Es gibt verschiedene Wege und Ansätze, dieses Ziel eines neo-aufklärerischen Programms zu verfolgen. Es kann die Weiterführung und Fortentwicklung des Gedankens Gottes sein, wie es insbesondere die neuzeitliche Geschichte der christlichen Religion und Theologie überliefert, es kann ebenso gut der Begriff eines „absoluten Geistes“ sein, der philosophisch als erkenntnisleitendes Prinzip und / oder als regulative Idee des Denkens seine Widerständigkeit gegenüber allzu raschen Vereinnahmungen durch eine willkürliche und sich unbeschränkt wähnende Subjektivität beweisen müsste. Der instrumentellen, technischen Vernunft, die heute in der Form algorithmischer Intelligenz (KI) Geltung beansprucht, ebenso wie einer technisch-ökonomischen Rationalität, die macht, was machbar ist, und vermehrt, was vermehrbar ist (Wachstum) wäre dann eine kreative, offene und nachhaltige Vernunft entgegenzusetzen (vielleicht auch zu ergänzen?), die um ihre Grenzen weiß, weil sie sich selber nur als Abbild und Teil eines umfassenden Ganzen des Geistes versteht, nach dem man streben, den man aber nie erreichen und in die Hände bekommen kann. Der Ideologie des modernen homo faber ebenso wie dem postmodernen Konstrukt eines homo globalis oder homo nationalis , also eines seine Identität völkisch und ‚rassisch‘ definierenden Nationalisten oder eines sich selbstoptimierenden digitalen Freelancers , ist nur zu begegnen durch einen Entwurf des Denkens, der die aufklärerische individuelle Freiheit und Menschenwürde verbindet mit einem Denken des Ganzen, das auch die eigenen Grenzen und Abhängigkeiten einbezieht. Dass Menschen „Fremdreferenz“ nötig haben, also den Bezug brauchen zu einer Heteronomie und Totalität außerhalb und unabhängig von eigenem Leben, aktueller Geschichte, digitaler Technisierung und sozialer Bindung an die jeweilige Zeit und Gesellschaft, – das ist nicht zuletzt eine Erkenntnis und ein Erfordernis aus den totalen Brüchen und Katastrophen der (insbesondere westlichen) Moderne.
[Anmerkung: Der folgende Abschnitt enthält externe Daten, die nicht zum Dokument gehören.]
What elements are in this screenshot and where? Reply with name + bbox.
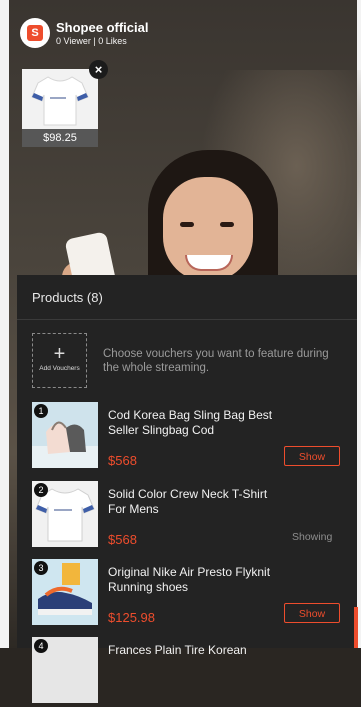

Etwas erratisch bleibt es bei der Diagnose einer „Dialektik der Aufklärung“. Es ist verwunderlich, dass Philipp Sarasin in seinem eingangs zitierten Beitrag weder diesen Begriff gebraucht noch die gleichnamige Schrift von Theodor Adorno und Max Horkheimer (1944) erwähnt. Im Grunde behandelt sie sein Thema und hat nicht viel von ihrer Aktualität verloren. Besonders der erste Teil über den Zusammenhang von Mythos und Aufklärung gewinnt angesichts der Hanges zu neuen Mythologien (oder der Wiedergeburt alter Mythen) neue Brisanz. Eine Streitschrift aus den vierziger Jahren des 20. Jahrhunderts, unmittelbar während der nationalsozialistischen und stalinistischen Katastrophen geschrieben, ist nicht eins-zu-eins auf das Heute münzen. Man kann sich anregen lassen und ihren wirklichkeitserhellenden Gedankengängen und Kritiken nachspüren. Adorno und Horkheimer jedenfalls wussten etwas von der zerstörerischen Gewalt einer Moderne, die Aufklärung zum Mythos macht und den enthemmten Subjekten totalitärer Herrschaft nationalistischer, rassistischer und technizistischer Ideologien („instrumentelle Vernunft“) freien Lauf lässt. Angesichts der heutigen Populismen wird solches Denken ganz schnell wieder hochaktuell.